LEGACY FUNDRAISING | How Not to Build Relationships

publication date: Oct 20, 2022
 | 
author/source: Richard Radcliffe FCIoF Cert

 

It’s lunchtime and I have arrived to speak at an event for legacy fundraisers.

I am helping myself to a coffee.

A legacy fundraiser standing next to me says, “Where’s the water?” (Please note there was no “Hi” or smile.)

“In front of you in the flask saying hot water,” I reply, smiling.

“No, I don’t want that water. Do you have cold water?” he said.

I respond, “It’s just here (less than an arm’s length away), but I don’t work here.”

The guy took his water and walked away, just as I was going to ask him his name and introduce myself as Richard.

Was he ill? No, he sat down and stayed for three hours. He took a few notes and asked no questions.

Really, I don't care what mood he was in. What I do care about is: how does he respond to legacy prospects? I fully realize these are tough times for us all, but in our encounter, he was: 

  1. rude
  2. presumptuous, and 
  3. uninterested in anyone around him 

These are three sins which should be banned from the lives of fundraisers.

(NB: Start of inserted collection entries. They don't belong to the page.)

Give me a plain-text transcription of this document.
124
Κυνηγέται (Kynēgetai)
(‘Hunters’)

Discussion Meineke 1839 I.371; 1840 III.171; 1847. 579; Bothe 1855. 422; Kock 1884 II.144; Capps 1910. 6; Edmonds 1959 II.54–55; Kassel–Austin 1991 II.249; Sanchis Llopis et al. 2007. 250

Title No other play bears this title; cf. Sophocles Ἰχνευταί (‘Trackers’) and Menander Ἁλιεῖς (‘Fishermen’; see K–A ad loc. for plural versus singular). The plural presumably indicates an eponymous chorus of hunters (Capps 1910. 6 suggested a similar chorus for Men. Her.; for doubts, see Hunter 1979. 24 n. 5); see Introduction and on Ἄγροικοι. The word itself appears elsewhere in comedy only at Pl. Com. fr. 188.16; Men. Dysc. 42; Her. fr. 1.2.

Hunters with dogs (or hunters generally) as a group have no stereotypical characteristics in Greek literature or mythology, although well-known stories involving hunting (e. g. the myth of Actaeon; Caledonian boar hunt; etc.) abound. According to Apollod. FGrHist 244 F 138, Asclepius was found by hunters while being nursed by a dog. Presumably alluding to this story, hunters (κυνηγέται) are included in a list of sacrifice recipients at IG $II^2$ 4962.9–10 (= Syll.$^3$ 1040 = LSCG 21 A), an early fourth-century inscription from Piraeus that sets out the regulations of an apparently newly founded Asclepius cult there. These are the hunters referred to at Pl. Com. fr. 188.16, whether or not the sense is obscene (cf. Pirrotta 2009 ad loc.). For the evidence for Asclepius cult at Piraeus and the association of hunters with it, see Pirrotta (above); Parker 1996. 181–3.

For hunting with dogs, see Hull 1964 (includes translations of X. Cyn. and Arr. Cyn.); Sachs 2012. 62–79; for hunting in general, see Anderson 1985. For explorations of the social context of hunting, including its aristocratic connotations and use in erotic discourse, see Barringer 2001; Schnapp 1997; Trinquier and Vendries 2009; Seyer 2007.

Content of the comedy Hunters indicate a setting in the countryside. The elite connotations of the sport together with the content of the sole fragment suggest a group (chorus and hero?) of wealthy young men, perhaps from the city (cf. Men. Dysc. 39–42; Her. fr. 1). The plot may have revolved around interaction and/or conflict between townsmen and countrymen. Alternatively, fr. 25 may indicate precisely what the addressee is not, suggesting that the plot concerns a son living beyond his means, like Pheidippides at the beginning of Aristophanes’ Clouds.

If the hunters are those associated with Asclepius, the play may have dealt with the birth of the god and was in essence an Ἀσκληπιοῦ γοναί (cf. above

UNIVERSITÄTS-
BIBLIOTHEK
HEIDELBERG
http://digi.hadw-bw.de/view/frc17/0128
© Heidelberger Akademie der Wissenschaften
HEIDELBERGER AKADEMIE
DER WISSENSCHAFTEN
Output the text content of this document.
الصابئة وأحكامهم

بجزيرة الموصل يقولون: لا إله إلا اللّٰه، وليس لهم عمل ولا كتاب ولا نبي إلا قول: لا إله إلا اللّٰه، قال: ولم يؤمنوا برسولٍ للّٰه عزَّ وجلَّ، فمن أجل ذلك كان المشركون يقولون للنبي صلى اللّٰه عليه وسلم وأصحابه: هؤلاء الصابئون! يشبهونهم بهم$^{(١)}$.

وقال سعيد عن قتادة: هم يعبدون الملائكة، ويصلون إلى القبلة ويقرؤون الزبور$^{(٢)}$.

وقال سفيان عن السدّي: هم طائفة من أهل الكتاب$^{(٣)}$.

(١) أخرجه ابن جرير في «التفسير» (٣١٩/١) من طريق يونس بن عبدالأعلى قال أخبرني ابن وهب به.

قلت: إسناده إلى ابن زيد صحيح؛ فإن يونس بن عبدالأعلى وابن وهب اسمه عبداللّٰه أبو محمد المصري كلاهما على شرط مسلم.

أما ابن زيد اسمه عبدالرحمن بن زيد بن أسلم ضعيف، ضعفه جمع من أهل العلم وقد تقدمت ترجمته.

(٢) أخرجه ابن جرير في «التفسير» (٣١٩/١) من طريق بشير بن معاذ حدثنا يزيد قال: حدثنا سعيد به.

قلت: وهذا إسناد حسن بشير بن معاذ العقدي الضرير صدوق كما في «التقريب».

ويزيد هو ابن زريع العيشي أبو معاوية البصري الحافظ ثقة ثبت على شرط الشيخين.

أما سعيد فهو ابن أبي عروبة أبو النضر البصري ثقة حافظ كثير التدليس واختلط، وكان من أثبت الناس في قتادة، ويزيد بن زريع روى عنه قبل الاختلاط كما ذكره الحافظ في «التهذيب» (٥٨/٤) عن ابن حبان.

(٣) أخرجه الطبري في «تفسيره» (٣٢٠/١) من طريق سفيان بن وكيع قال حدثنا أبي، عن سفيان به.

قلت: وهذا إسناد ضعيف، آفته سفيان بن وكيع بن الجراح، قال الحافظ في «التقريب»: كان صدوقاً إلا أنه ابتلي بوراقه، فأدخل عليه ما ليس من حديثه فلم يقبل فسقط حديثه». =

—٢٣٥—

No hello. No smile. Noth-ing.

Mr X assumed I was an organizer or waiter. I had a name tag so it should have been clear I was one of those attending, not serving. I judged him to be a…. well, I won’t put the words in writing.

I wondered: Why the hell did he become a fundraiser?
Followed by: How much damage has he done?
My final question: When communicating with a legacy prospect, how quickly does he wrongly judge their potential?

Judgement and first impressions

How quickly do we judge people?

Research (from numerous sources) shows a similar result. It is between 1/10th and 1/30th of a second. (I judged him very fast: Get out of fundraising!)

We live in a world of communication overload. The usual is forgotten. The exceptional remembered, and bad two-way communications can leave a scar for life.

I hear about these scars in focus groups. Over 800 supporters that I have met have taken legacies out of their Wills but they do not like to “complain.”

Good relationships – especially NOW in uncertain times - are crucial

For some reason I hate phrases like “donor care.” To me, it is jargon. By the way, I hate most job titles in fundraising for reasons I will discuss in a future article.

- A great fundraiser has natural built-in love, interest and inquisitiveness in other people.
- We yearn to know more but without intruding on the lives of supporters.
- We strive to understand what information they need to ensure donor happiness.

These qualities are something which have to be in the heart of every fundraiser.

A training gap

How many courses are there on corporate and trust/foundation fundraising?
How many courses are there on individual giving?
How many courses are there on fundraising strategies?
And -
How many training sessions are there on how to listen to and understand prospects?

We have a major imbalance, because every stakeholder – corporate, trust, statutory and individual, needs to be listened to and understood.

That is why meeting supporters constantly intrigues, fascinates and informs me. Especially when they bounce ideas off one another (not possible in a one to one).

Listening at events, on the phone and one to one are the biggest opportunities we have to understand a legacy prospect’s journey and to understand how to maintain their happiness and future gift.

Do we treat supporters as equals or idiots?

Here is one recent example: I was sent a telephone script which was to provide follow-up to a legacy letter. The first 2.5 minutes were the charity telling the (long-term!) supporters what the charity does. It took about three minutes to get to the objective of the call: legacy giving.

My response was immediate. It was patronizing, I wondered what the call was for. I wanted them to get to the point and to “treat me with respect.”

All this call did was produce doubt: Why is this charity calling?

It is the age of intelligent donors and legacy prospects

Current legacy prospects are the silent generation and baby boomers. Are they savvy? Have they worked? Are they exceptionally generous?

Yes, to all three questions.

Do they really understand the impact they make?

No, because we run out of time explaining features and not outcomes. Sadly, they often cannot imagine the impact their legacy might make.

SHUT UP and LISTEN

The best way of understanding the needs and knowledge of supporters is to find out what they do and do not know. What information do they need to put their future gift in their Will NOW?

The only way to find this out is by asking questions.

The only solution is training fundraisers in active listening techniques.

How many courses focus on this? I run them, but few others do. Shame on the sector.

Listening is the only thread which should be sewn into the hearts and minds of all fundraisers.

My belated answer to “Where’s the water?” is... “where is your love and interest in people?”

Charities are all about partnerships – the giver and the receiver.

Dwight Eisenhower said, “Motivation is the art of getting people to do what you want them to do because they want to do it.”

That is also what great fundraising is all about.


Richard Radcliffe FCIoF Cert is now 68 and after over 30 years in advising charities on increasing legacy income is as frustrated as he has ever been. But he is determined to continue to affect change in donor and fundraiser mindsets until he dies. Which he hopes is not for a long while.